Multilingual Information Processing on Relational Database Architectures
Efficient storage and query processing of data spanning multiple natural languages are of crucial importance in today’s globalized world. A primary prerequisite to achieve this goal is that the principal data repositories, relational database systems, should efficiently and seamlessly support multilingual data. Our survey of current relational systems indicates that while they do support storage and management of multilingual data, querying is restricted to be within a given language, with no crosslingual query support. Further, quantitative performance study of the systems working on different character sets has not been published so far and therefore is an open issue. In this thesis, we first profile the multilingual performance of a set of current relational database systems, using an environment based on the TPC benchmark suites.

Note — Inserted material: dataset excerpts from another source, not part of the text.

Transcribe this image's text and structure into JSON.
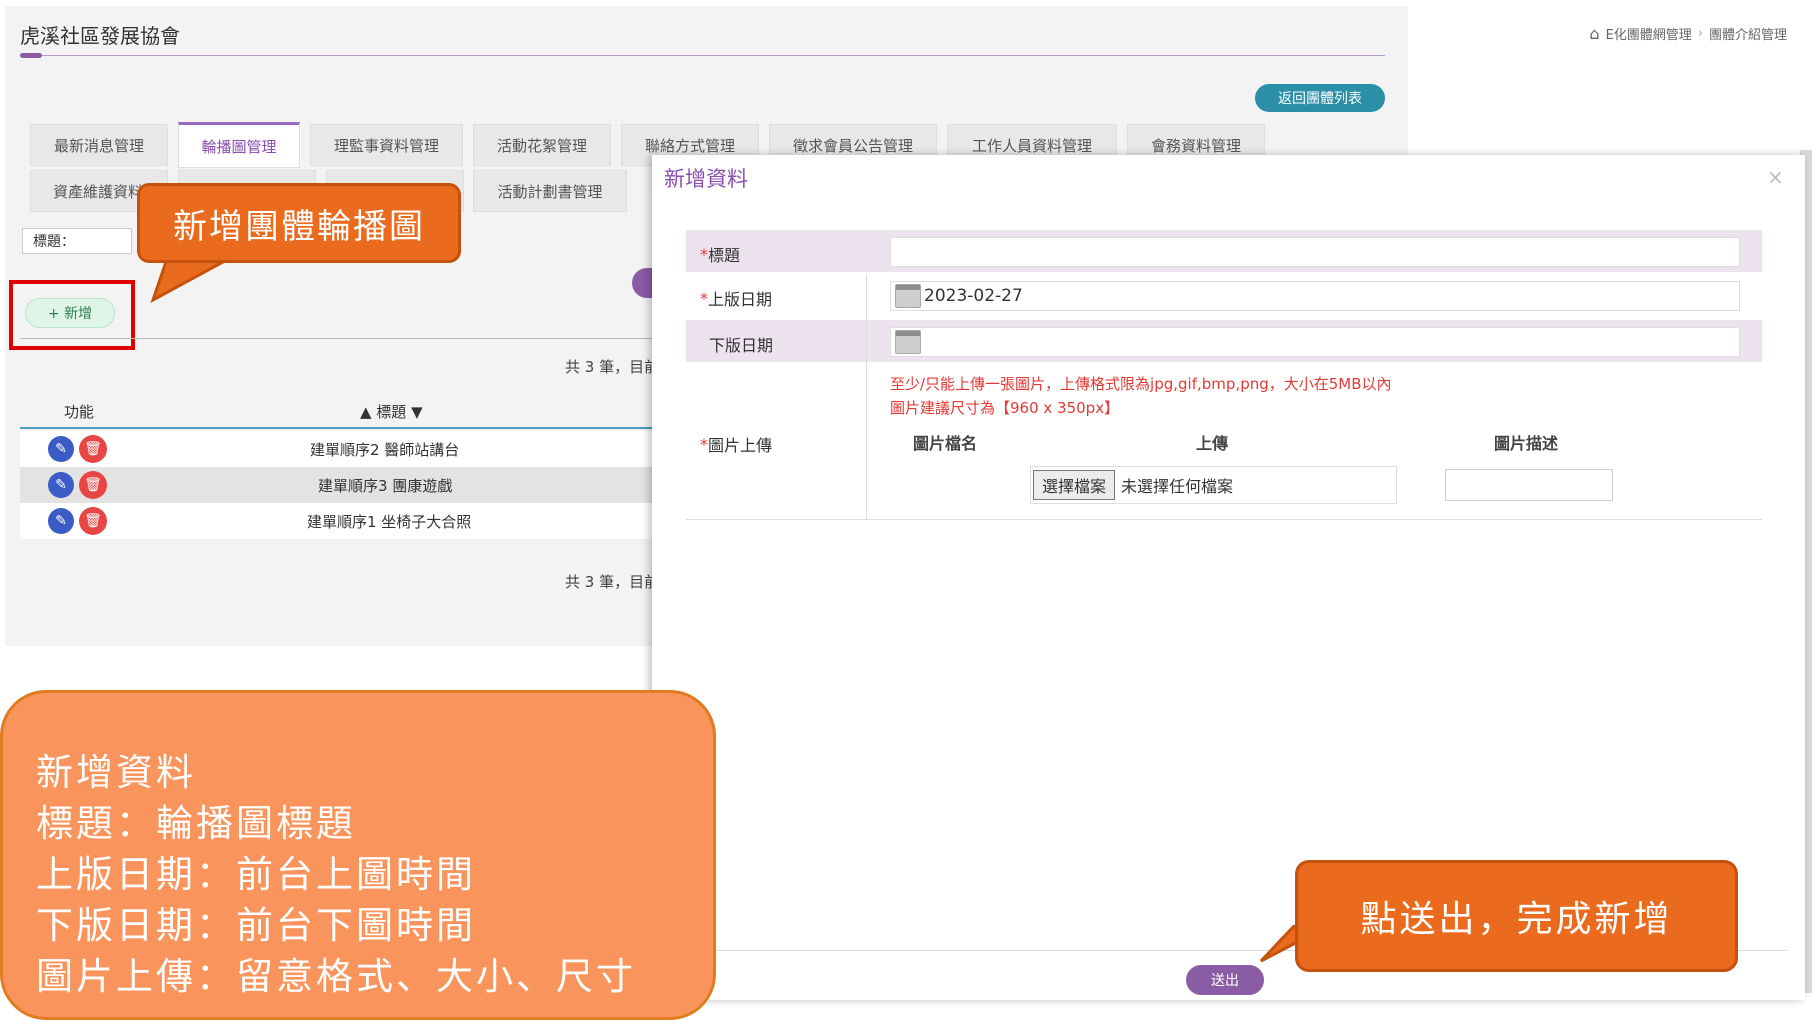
{
  "header": {
    "org": "虎溪社區發展協會",
    "breadcrumb_1": "E化團體網管理",
    "breadcrumb_2": "團體介紹管理",
    "back_button": "返回團體列表"
  },
  "tabs": [
    {
      "label": "最新消息管理"
    },
    {
      "label": "輪播圖管理"
    },
    {
      "label": "理監事資料管理"
    },
    {
      "label": "活動花絮管理"
    },
    {
      "label": "聯絡方式管理"
    },
    {
      "label": "徵求會員公告管理"
    },
    {
      "label": "工作人員資料管理"
    },
    {
      "label": "會務資料管理"
    },
    {
      "label": "資產維護資料"
    },
    {
      "label": "活動計劃書管理"
    }
  ],
  "search": {
    "label": "標題："
  },
  "add_button": "+ 新增",
  "list": {
    "count_text": "共 3 筆，目前",
    "col_func": "功能",
    "col_title": "▲ 標題 ▼",
    "rows": [
      {
        "title": "建單順序2 醫師站講台"
      },
      {
        "title": "建單順序3 團康遊戲"
      },
      {
        "title": "建單順序1 坐椅子大合照"
      }
    ]
  },
  "callout_add": "新增團體輪播圖",
  "modal": {
    "title": "新增資料",
    "close": "×",
    "title_label": "標題",
    "start_label": "上版日期",
    "start_value": "2023-02-27",
    "end_label": "下版日期",
    "upload_label": "圖片上傳",
    "note_1": "至少/只能上傳一張圖片，上傳格式限為jpg,gif,bmp,png，大小在5MB以內",
    "note_2": "圖片建議尺寸為【960 x 350px】",
    "col_filename": "圖片檔名",
    "col_upload": "上傳",
    "col_desc": "圖片描述",
    "file_button": "選擇檔案",
    "file_status": "未選擇任何檔案",
    "submit": "送出"
  },
  "callout_submit": "點送出，完成新增",
  "info_box": {
    "line1": "新增資料",
    "line2": "標題：輪播圖標題",
    "line3": "上版日期：前台上圖時間",
    "line4": "下版日期：前台下圖時間",
    "line5": "圖片上傳：留意格式、大小、尺寸"
  }
}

The results indicate a significant performance degradation while handling multilingual data. While the differential performance is huge when disk traffic is a factor, it is substantial even when only in-memory processing is considered. To address this inequity, we propose a split representation format that reduces the multilingual storage space and largely eliminates the differential performance for most languages except those with unusually large repertoires.

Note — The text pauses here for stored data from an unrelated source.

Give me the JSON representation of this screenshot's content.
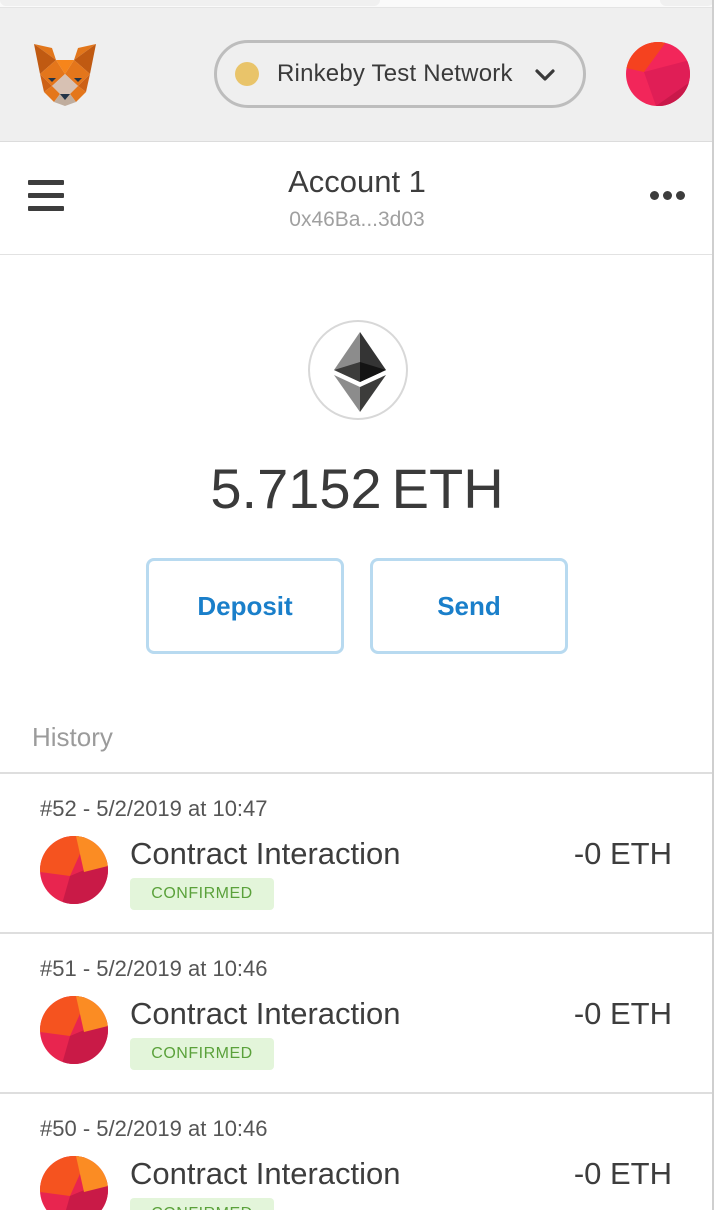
{
  "header": {
    "network": {
      "label": "Rinkeby Test Network",
      "dot_color": "#e9c46a"
    },
    "logo_icon": "metamask-fox-icon",
    "avatar_icon": "account-identicon"
  },
  "account": {
    "name": "Account 1",
    "address": "0x46Ba...3d03",
    "menu_icon": "hamburger-icon",
    "more_icon": "more-options-icon"
  },
  "balance": {
    "amount": "5.7152",
    "unit": "ETH",
    "token_icon": "ethereum-icon"
  },
  "actions": {
    "deposit_label": "Deposit",
    "send_label": "Send",
    "accent_color": "#1a7fca"
  },
  "history": {
    "label": "History",
    "transactions": [
      {
        "date": "#52 - 5/2/2019 at 10:47",
        "title": "Contract Interaction",
        "status": "CONFIRMED",
        "amount": "-0 ETH"
      },
      {
        "date": "#51 - 5/2/2019 at 10:46",
        "title": "Contract Interaction",
        "status": "CONFIRMED",
        "amount": "-0 ETH"
      },
      {
        "date": "#50 - 5/2/2019 at 10:46",
        "title": "Contract Interaction",
        "status": "CONFIRMED",
        "amount": "-0 ETH"
      }
    ]
  }
}
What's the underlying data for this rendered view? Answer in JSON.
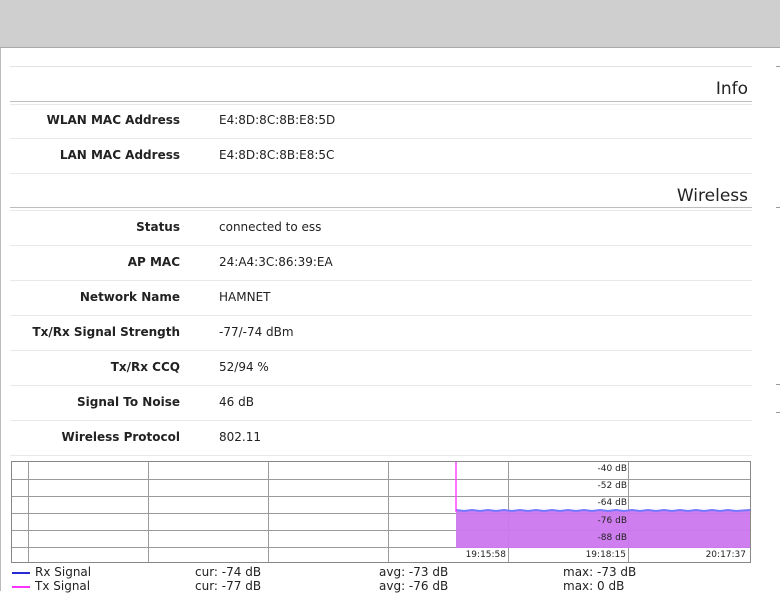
{
  "info": {
    "title": "Info",
    "rows": [
      {
        "label": "WLAN MAC Address",
        "value": "E4:8D:8C:8B:E8:5D"
      },
      {
        "label": "LAN MAC Address",
        "value": "E4:8D:8C:8B:E8:5C"
      }
    ]
  },
  "wireless": {
    "title": "Wireless",
    "rows": [
      {
        "label": "Status",
        "value": "connected to ess"
      },
      {
        "label": "AP MAC",
        "value": "24:A4:3C:86:39:EA"
      },
      {
        "label": "Network Name",
        "value": "HAMNET"
      },
      {
        "label": "Tx/Rx Signal Strength",
        "value": "-77/-74 dBm"
      },
      {
        "label": "Tx/Rx CCQ",
        "value": "52/94 %"
      },
      {
        "label": "Signal To Noise",
        "value": "46 dB"
      },
      {
        "label": "Wireless Protocol",
        "value": "802.11"
      }
    ]
  },
  "graph": {
    "y_labels": [
      "-40 dB",
      "-52 dB",
      "-64 dB",
      "-76 dB",
      "-88 dB"
    ],
    "x_labels": [
      "19:15:58",
      "19:18:15",
      "20:17:37"
    ],
    "fill_color": "#cc77ee",
    "rx_color": "#7777ff",
    "tx_color": "#ff44ff"
  },
  "legend": [
    {
      "name": "Rx Signal",
      "color": "#2a2ad4",
      "cur": "cur: -74 dB",
      "avg": "avg: -73 dB",
      "max": "max: -73 dB"
    },
    {
      "name": "Tx Signal",
      "color": "#ff33ff",
      "cur": "cur: -77 dB",
      "avg": "avg: -76 dB",
      "max": "max: 0 dB"
    }
  ]
}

Next, we propose functionality enhancements that complement the standard lexicographic matching, specifically in the multilingual text space. Two new multilingual join operators – one for joining names across languages and the second for joining multilingual categories based on their meanings – are proposed and formally defined. These operators are implemented in an outside-the-server approach using existing SQL features of relational systems, and using standard linguistic resources. While the performance of these basic implementations is too slow for real-world deployments, a host of optimization techniques that tune the schema and index choices to match typical linguistic features are employed and shown to improve the performance to a level sufficient for practical use.

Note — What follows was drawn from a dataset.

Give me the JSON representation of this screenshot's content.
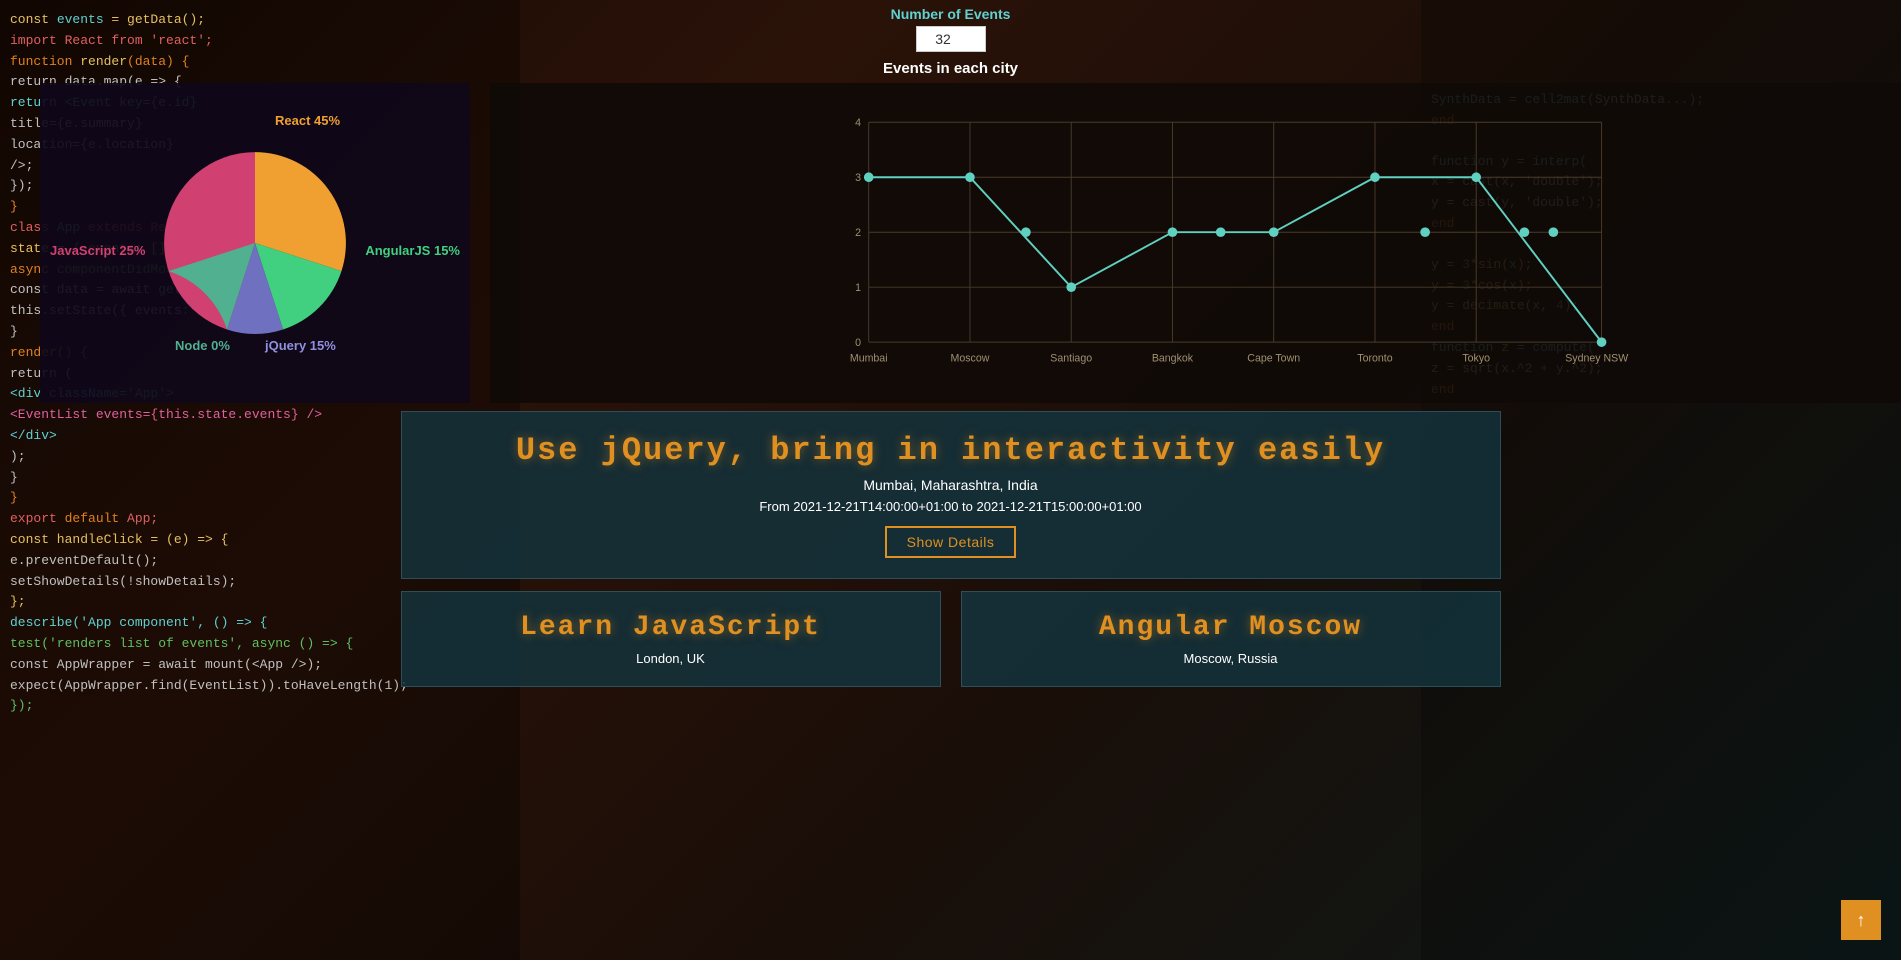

Finally, for a full integration of multilingual functionality with the database engine, we specify a query algebra with a new multilingual storage datatype and the above join operators. The operators are implemented natively as first-class features in an open-source database system, along with all components that are required to leverage the relational query optimizer, specifically, the operator cost models and their selectivities. The performance experiments indicate that this native implementation of the multilingual operators improves the performance significantly over the outside-the-server implementation. Further, the power of the algebra is demonstrated through selection of better execution plans for queries using the multilingual operators.
In summary, this thesis presents a multilingual query processing architecture, with a set of functionalities, algorithms, implementation and optimization techniques, all geared towards the goal of developing natural-language-neutral database engines.